Proses pembelajaran sejatinya adalah proses berpikir yang berbanding lurus dengan tingkat berpikir manusia itu sendiri. Semakin rumit pembelajaran, maka akan menuntut siswa berpikir lebih tingkat tinggi tentang suatu masalah. Banyak para ahli yang mendefinisikan tentang berpikir tingkat tinggi adalah berpikir secara beralasan dan reflektif dengan menekankan pada pengambilan keputusan tentang apa yang harus dipercayai atau dilakukan (King dkk, 2002). Pengambilan keputusan diambil setelah dilakukan refleksi dan evaluasi pada apa yang dipelajari dan dipercayai. Sejalan dengan itu (Fachrurazi, 2011) mengemukakan bahwa berpikir tingkat tinggi adalah proses sistematis yang memberikan kesempatan kepada siswa untuk merumuskan dan mengevaluasi keyakinan dan pendapat mereka sendiri. Sementara itu (Facione, 2012) mengemukakan bahwa berpikir tingkat tinggi merupakan proses berpikir secara tepat, terarah, beralasan, dan reflektif dalam pengambilan keputusan yang dapat dipercaya. Sehingga, dapat diambil kesimpulan bahwa kemampuan berpikir tingkat tinggi adalah sebuah kemampuan yang dimiliki setiap orang untuk menganalisis ide atau gagasan ke arah yang lebih spesifik untuk mengejar pengetahuan yang relevan tentang dunia dengan melibatkan evaluasi bukti. Kemampuan berpikir tingkat tinggi sangat diperlukan untuk menganalisis suatu permasalahan hingga pada tahap pencarian solusi untuk menyelesaikannya.

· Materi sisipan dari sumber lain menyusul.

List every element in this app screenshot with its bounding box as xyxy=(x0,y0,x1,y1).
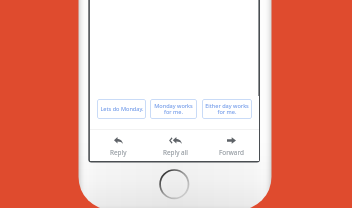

Siswa yang berpikir tingkat tinggi terlihat dari proses Problem Solving dalam konteks berinteraksi dengan dunia dan orang lain. Watson-Glaser (Glaser, 1937; Watson dan Glaser, 1994) menerangkan seseorang bisa dikatakan mampu berpikir tingkat tinggi apabila memiliki: 1) sikap inkuiri dan eksplorasi terhadap bukti yang mendukung secara akurat dan menyeluruh; 2) pengetahuan tentang kevalidan inferensi, abstraksi, dan generalisasi; dan 3) keterampilan dalam menerapkan sikap dan pengetahuan tersebut (Watson dan Glaser, 2012).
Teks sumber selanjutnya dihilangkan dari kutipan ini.